The Wall Street Journal went looking for a video spark in an unlikely place: a hedge-fund manager’s estate, where decades-old tortoises lumber through the frame while the newsroom signals a much faster ambition.
The episode centers on reporter Gunjan Banerji, who traveled to interview Bill Perkins and, according to reports, even fed one of the reptiles he keeps on his property. On its face, the assignment sounds quirky, even playful. But the choice reveals a sharper editorial calculation. The Journal appears eager to package business reporting in a more visual, personality-driven format that can travel beyond its traditional print and web audience.
A slow-moving animal became the backdrop for a very clear message: The Wall Street Journal wants its video business to pick up speed.

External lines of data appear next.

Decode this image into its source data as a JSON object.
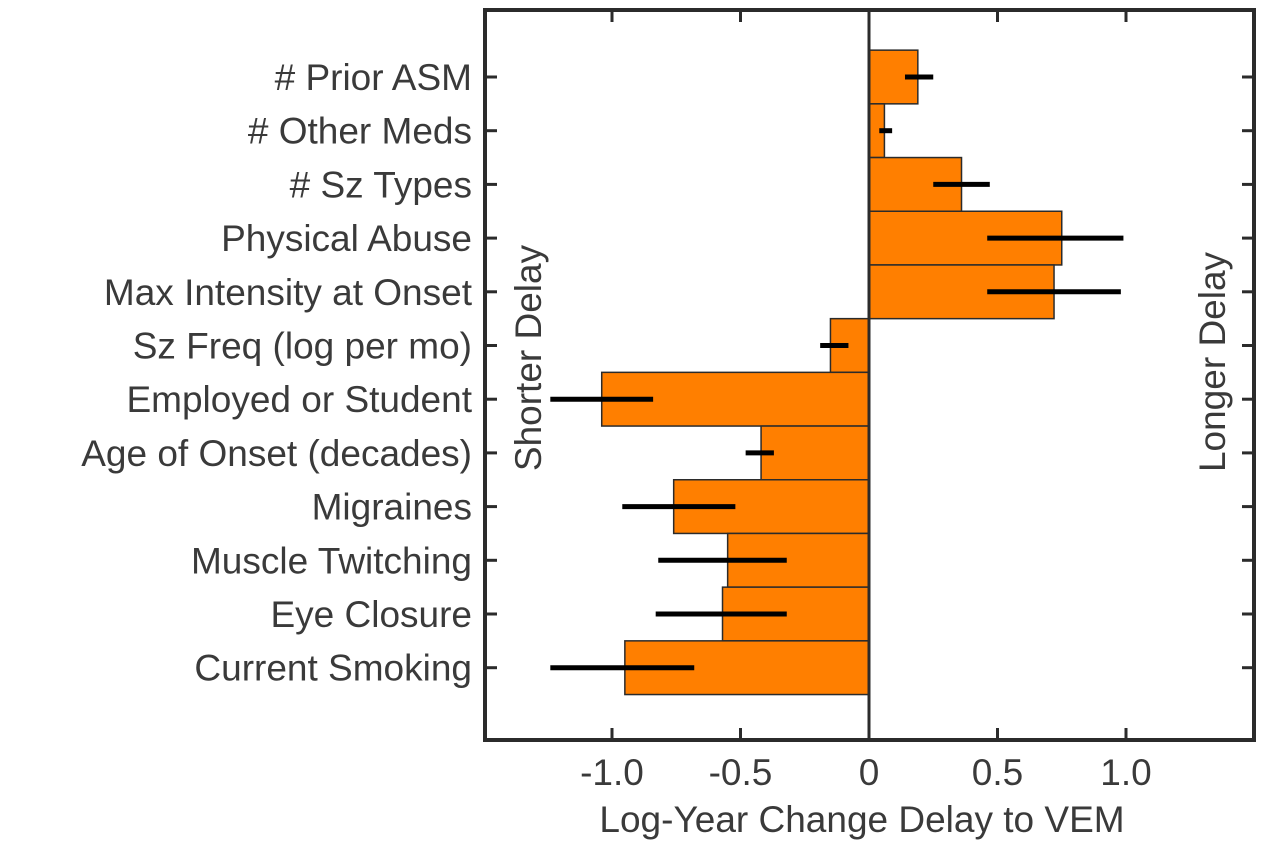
{
  "chart_data": {
    "type": "bar",
    "orientation": "horizontal",
    "categories": [
      "# Prior ASM",
      "# Other Meds",
      "# Sz Types",
      "Physical Abuse",
      "Max Intensity at Onset",
      "Sz Freq (log per mo)",
      "Employed or Student",
      "Age of Onset (decades)",
      "Migraines",
      "Muscle Twitching",
      "Eye Closure",
      "Current Smoking"
    ],
    "values": [
      0.19,
      0.06,
      0.36,
      0.75,
      0.72,
      -0.15,
      -1.04,
      -0.42,
      -0.76,
      -0.55,
      -0.57,
      -0.95
    ],
    "error_bars": [
      [
        0.14,
        0.25
      ],
      [
        0.04,
        0.09
      ],
      [
        0.25,
        0.47
      ],
      [
        0.46,
        0.99
      ],
      [
        0.46,
        0.98
      ],
      [
        -0.19,
        -0.08
      ],
      [
        -1.24,
        -0.84
      ],
      [
        -0.48,
        -0.37
      ],
      [
        -0.96,
        -0.52
      ],
      [
        -0.82,
        -0.32
      ],
      [
        -0.83,
        -0.32
      ],
      [
        -1.24,
        -0.68
      ]
    ],
    "xlabel": "Log-Year Change Delay to VEM",
    "ylabel": "",
    "xlim": [
      -1.5,
      1.5
    ],
    "xticks": [
      -1.0,
      -0.5,
      0,
      0.5,
      1.0
    ],
    "xtick_labels": [
      "-1.0",
      "-0.5",
      "0",
      "0.5",
      "1.0"
    ],
    "left_annotation": "Shorter Delay",
    "right_annotation": "Longer Delay",
    "grid": false,
    "colors": {
      "bar": "#ff7f00",
      "error": "#000000",
      "axis": "#2b2b2b"
    }
  }
}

That matters because major publishers no longer treat video as a side product. They use it to deepen reader loyalty, reach younger viewers, and compete on platforms where clips often outrun articles. In this case, the Journal seems to be leaning on Banerji’s role as host of a video franchise to make financial journalism feel more immediate and less distant. The tortoises may grab attention, but the real subject is distribution, format, and audience growth.
Key Facts
- The Wall Street Journal recently sent reporter Gunjan Banerji to interview Bill Perkins.
- Perkins keeps a group of long-lived tortoises on his estate, which featured in the visit.
- Banerji hosts a Journal video program, underscoring the outlet’s growing focus on video.
- The assignment suggests the Journal wants more visually engaging business storytelling.
The strategy also fits a wider shift across digital media. Publishers face pressure to turn expertise into formats that work across websites, apps, and social feeds. A conventional interview can still inform, but a scene-based video offers something extra: atmosphere, character, and a reason to stop scrolling. Sources suggest that kind of versatility now plays a bigger role in newsroom planning than it once did.
What happens next will tell the real story. If The Wall Street Journal keeps building out personality-led, visually distinct business videos, it could reshape how one of the country’s most established news brands reaches its next audience. The tortoises may move slowly, but the competitive race around news video does not.